Gary gdriggs at gmail.com
Thu Sep 2 16:49:12 PDT 2010


On Thu, Sep 2, 2010 at 3:24 PM, Joerg Schilling wrote:
> lxrun was a user space application. It emulated Linux syscall behavior via a
> signal handler for SIGSYS (Bad syscall). lkp is implmented inside the kernel.
> It should be possible to use the lx brand code to implement something like lkp.

I think what's boggling about the concept in the first place -- and
perhaps why it didn't get much traction all around -- is that there
are probably not nearly as many closed source, proprietary Linux apps
as there are closed source, proprietary Solaris, HP-UX, Irix, Ultrix,
SCO, AIX, etc. apps. Which is why NetBSD has the binary emulation
layer that allows same hardware architecture binaries to run on the
same system that NetBSD has been installed on (q.v.
http://www.netbsd.org/docs/compat.html). But what OpenSolaris really
helped Solaris do was to grow its x86_64 hardware install base away
from the SPARC architecture in the way of kernel device drivers, etc.
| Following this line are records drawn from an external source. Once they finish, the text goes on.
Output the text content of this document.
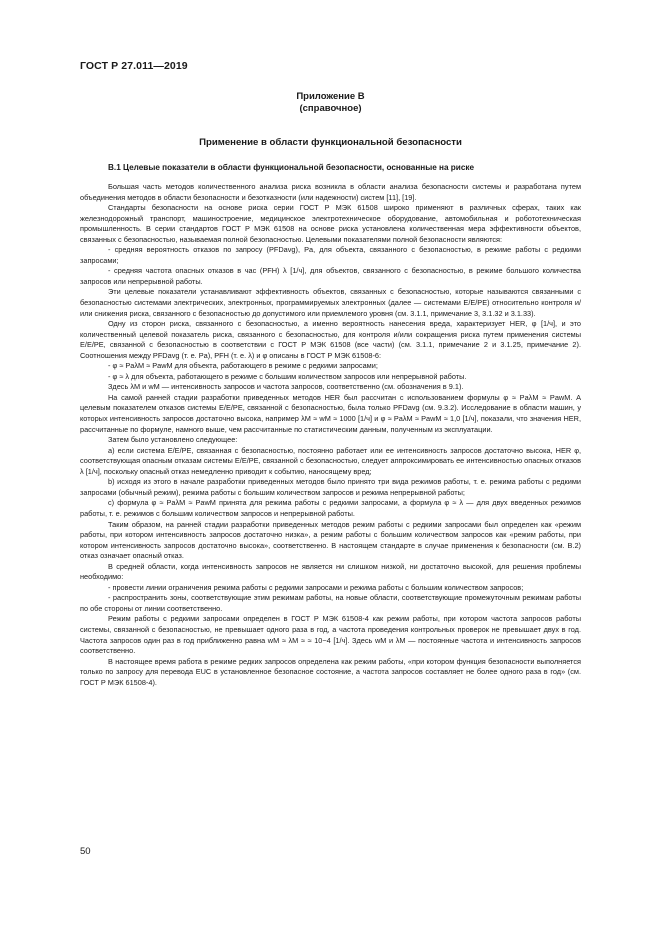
ГОСТ Р 27.011—2019
Приложение В
(справочное)
Применение в области функциональной безопасности
В.1 Целевые показатели в области функциональной безопасности, основанные на риске

Большая часть методов количественного анализа риска возникла в области анализа безопасности системы и разработана путем объединения методов в области безопасности и безотказности (или надежности) систем [11], [19].

Стандарты безопасности на основе риска серии ГОСТ Р МЭК 61508 широко применяют в различных сферах, таких как железнодорожный транспорт, машиностроение, медицинское электротехническое оборудование, автомобильная и робототехническая промышленность. В серии стандартов ГОСТ Р МЭК 61508 на основе риска установлена количественная мера эффективности объектов, связанных с безопасностью, называемая полной безопасностью. Целевыми показателями полной безопасности являются:

- средняя вероятность отказов по запросу (PFDavg), Pa, для объекта, связанного с безопасностью, в режиме работы с редкими запросами;

- средняя частота опасных отказов в час (PFH) λ [1/ч], для объектов, связанного с безопасностью, в режиме большого количества запросов или непрерывной работы.

Эти целевые показатели устанавливают эффективность объектов, связанных с безопасностью, которые называются связанными с безопасностью системами электрических, электронных, программируемых электронных (далее — системами E/E/PE) относительно контроля и/или снижения риска, связанного с безопасностью до допустимого или приемлемого уровня (см. 3.1.1, примечание 3, 3.1.32 и 3.1.33).

Одну из сторон риска, связанного с безопасностью, а именно вероятность нанесения вреда, характеризует HER, φ [1/ч], и это количественный целевой показатель риска, связанного с безопасностью, для контроля и/или сокращения риска путем применения системы E/E/PE, связанной с безопасностью в соответствии с ГОСТ Р МЭК 61508 (все части) (см. 3.1.1, примечание 2 и 3.1.25, примечание 2). Соотношения между PFDavg (т. е. Pa), PFH (т. е. λ) и φ описаны в ГОСТ Р МЭК 61508-6:

- φ ≈ PaλM ≈ PawM для объекта, работающего в режиме с редкими запросами;

- φ ≈ λ для объекта, работающего в режиме с большим количеством запросов или непрерывной работы.

Здесь λM и wM — интенсивность запросов и частота запросов, соответственно (см. обозначения в 9.1).

На самой ранней стадии разработки приведенных методов HER был рассчитан с использованием формулы φ ≈ PaλM ≈ PawM. А целевым показателем отказов системы E/E/PE, связанной с безопасностью, была только PFDavg (см. 9.3.2). Исследование в области машин, у которых интенсивность запросов достаточно высока, например λM ≈ wM ≈ 1000 [1/ч] и φ ≈ PaλM ≈ PawM ≈ 1,0 [1/ч], показали, что значения HER, рассчитанные по формуле, намного выше, чем рассчитанные по статистическим данным, полученным из эксплуатации.

Затем было установлено следующее:

a) если система E/E/PE, связанная с безопасностью, постоянно работает или ее интенсивность запросов достаточно высока, HER φ, соответствующая опасным отказам системы E/E/PE, связанной с безопасностью, следует аппроксимировать ее интенсивностью опасных отказов λ [1/ч], поскольку опасный отказ немедленно приводит к событию, наносящему вред;

b) исходя из этого в начале разработки приведенных методов было принято три вида режимов работы, т. е. режима работы с редкими запросами (обычный режим), режима работы с большим количеством запросов и режима непрерывной работы;

c) формула φ ≈ PaλM ≈ PawM принята для режима работы с редкими запросами, а формула φ ≈ λ — для двух введенных режимов работы, т. е. режимов с большим количеством запросов и непрерывной работы.

Таким образом, на ранней стадии разработки приведенных методов режим работы с редкими запросами был определен как «режим работы, при котором интенсивность запросов достаточно низка», а режим работы с большим количеством запросов как «режим работы, при котором интенсивность запросов достаточно высока», соответственно. В настоящем стандарте в случае применения к безопасности (см. В.2) отказ означает опасный отказ.

В средней области, когда интенсивность запросов не является ни слишком низкой, ни достаточно высокой, для решения проблемы необходимо:

- провести линии ограничения режима работы с редкими запросами и режима работы с большим количеством запросов;

- распространить зоны, соответствующие этим режимам работы, на новые области, соответствующие промежуточным режимам работы по обе стороны от линии соответственно.

Режим работы с редкими запросами определен в ГОСТ Р МЭК 61508-4 как режим работы, при котором частота запросов работы системы, связанной с безопасностью, не превышает одного раза в год, а частота проведения контрольных проверок не превышает двух в год. Частота запросов один раз в год приближенно равна wM ≈ λM ≈ ≈ 10−4 [1/ч]. Здесь wM и λM — постоянные частота и интенсивность запросов соответственно.

В настоящее время работа в режиме редких запросов определена как режим работы, «при котором функция безопасности выполняется только по запросу для перевода EUC в установленное безопасное состояние, а частота запросов составляет не более одного раза в год» (см. ГОСТ Р МЭК 61508-4).

50
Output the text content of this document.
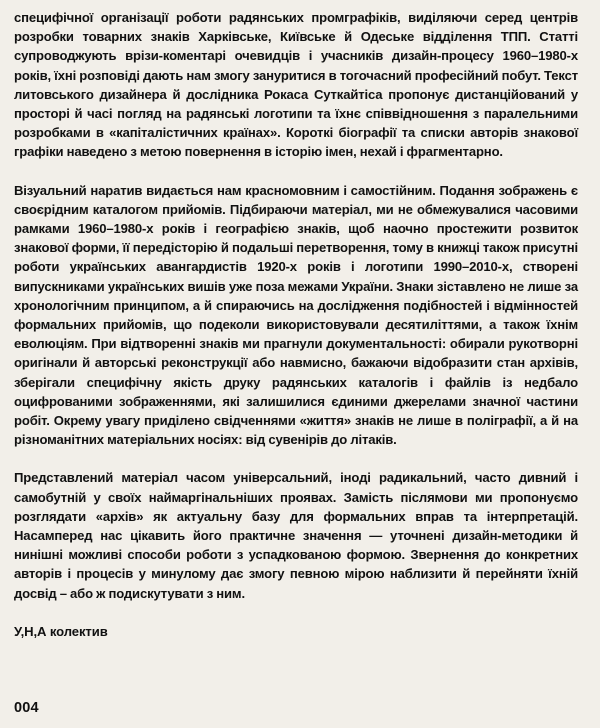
специфічної організації роботи радянських промграфіків, виділяючи серед центрів розробки товарних знаків Харківське, Київське й Одеське відділення ТПП. Статті супроводжують врізи-коментарі очевидців і учасників дизайн-процесу 1960–1980-х років, їхні розповіді дають нам змогу зануритися в тогочасний професійний побут. Текст литовського дизайнера й дослідника Рокаса Суткайтіса пропонує дистанційований у просторі й часі погляд на радянські логотипи та їхнє співвідношення з паралельними розробками в «капіталістичних країнах». Короткі біографії та списки авторів знакової графіки наведено з метою повернення в історію імен, нехай і фрагментарно.

Візуальний наратив видається нам красномовним і самостійним. Подання зображень є своєрідним каталогом прийомів. Підбираючи матеріал, ми не обмежувалися часовими рамками 1960–1980-х років і географією знаків, щоб наочно простежити розвиток знакової форми, її передісторію й подальші перетворення, тому в книжці також присутні роботи українських авангардистів 1920-х років і логотипи 1990–2010-х, створені випускниками українських вишів уже поза межами України. Знаки зіставлено не лише за хронологічним принципом, а й спираючись на дослідження подібностей і відмінностей формальних прийомів, що подеколи використовували десятиліттями, а також їхнім еволюціям. При відтворенні знаків ми прагнули документальності: обирали рукотворні оригінали й авторські реконструкції або навмисно, бажаючи відобразити стан архівів, зберігали специфічну якість друку радянських каталогів і файлів із недбало оцифрованими зображеннями, які залишилися єдиними джерелами значної частини робіт. Окрему увагу приділено свідченнями «життя» знаків не лише в поліграфії, а й на різноманітних матеріальних носіях: від сувенірів до літаків.

Представлений матеріал часом універсальний, іноді радикальний, часто дивний і самобутній у своїх наймаргінальніших проявах. Замість післямови ми пропонуємо розглядати «архів» як актуальну базу для формальних вправ та інтерпретацій. Насамперед нас цікавить його практичне значення — уточнені дизайн-методики й нинішні можливі способи роботи з успадкованою формою. Звернення до конкретних авторів і процесів у минулому дає змогу певною мірою наблизити й перейняти їхній досвід – або ж подискутувати з ним.

У,Н,А колектив
004
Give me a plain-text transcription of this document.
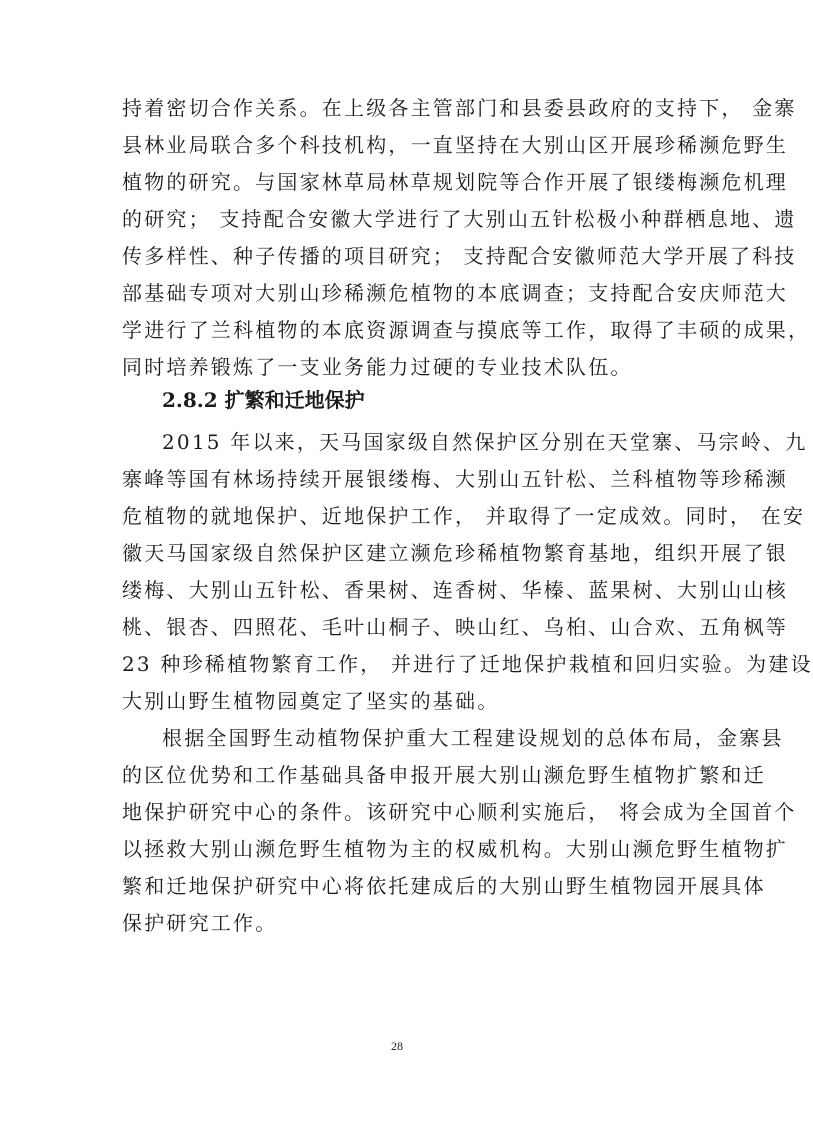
持着密切合作关系。在上级各主管部门和县委县政府的支持下， 金寨
县林业局联合多个科技机构，一直坚持在大别山区开展珍稀濒危野生
植物的研究。与国家林草局林草规划院等合作开展了银缕梅濒危机理
的研究； 支持配合安徽大学进行了大别山五针松极小种群栖息地、遗
传多样性、种子传播的项目研究； 支持配合安徽师范大学开展了科技
部基础专项对大别山珍稀濒危植物的本底调查；支持配合安庆师范大
学进行了兰科植物的本底资源调查与摸底等工作，取得了丰硕的成果，
同时培养锻炼了一支业务能力过硬的专业技术队伍。
2.8.2 扩繁和迁地保护
2015 年以来，天马国家级自然保护区分别在天堂寨、马宗岭、九
寨峰等国有林场持续开展银缕梅、大别山五针松、兰科植物等珍稀濒
危植物的就地保护、近地保护工作， 并取得了一定成效。同时， 在安
徽天马国家级自然保护区建立濒危珍稀植物繁育基地，组织开展了银
缕梅、大别山五针松、香果树、连香树、华榛、蓝果树、大别山山核
桃、银杏、四照花、毛叶山桐子、映山红、乌桕、山合欢、五角枫等
23 种珍稀植物繁育工作， 并进行了迁地保护栽植和回归实验。为建设
大别山野生植物园奠定了坚实的基础。
根据全国野生动植物保护重大工程建设规划的总体布局，金寨县
的区位优势和工作基础具备申报开展大别山濒危野生植物扩繁和迁
地保护研究中心的条件。该研究中心顺利实施后， 将会成为全国首个
以拯救大别山濒危野生植物为主的权威机构。大别山濒危野生植物扩
繁和迁地保护研究中心将依托建成后的大别山野生植物园开展具体
保护研究工作。
28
But in this day and age of ubiquitous hypervisors and ample storage,
I'm seeing little reason to keep such compatibility layers alive
except for the most entrenched, slow moving bureaucratic orgs on the
planet. The only huge org I'm aware of that's keep old architecture
compatibility alive is the one that pioneered virtualizing in the
first place; IBM. So unless this project attracts that kind of man
hour backing, I'll have to pitch my vote with the others in suggesting
it would be nice but not at the expense of core functionality that
most current end users are hoping to continue to use.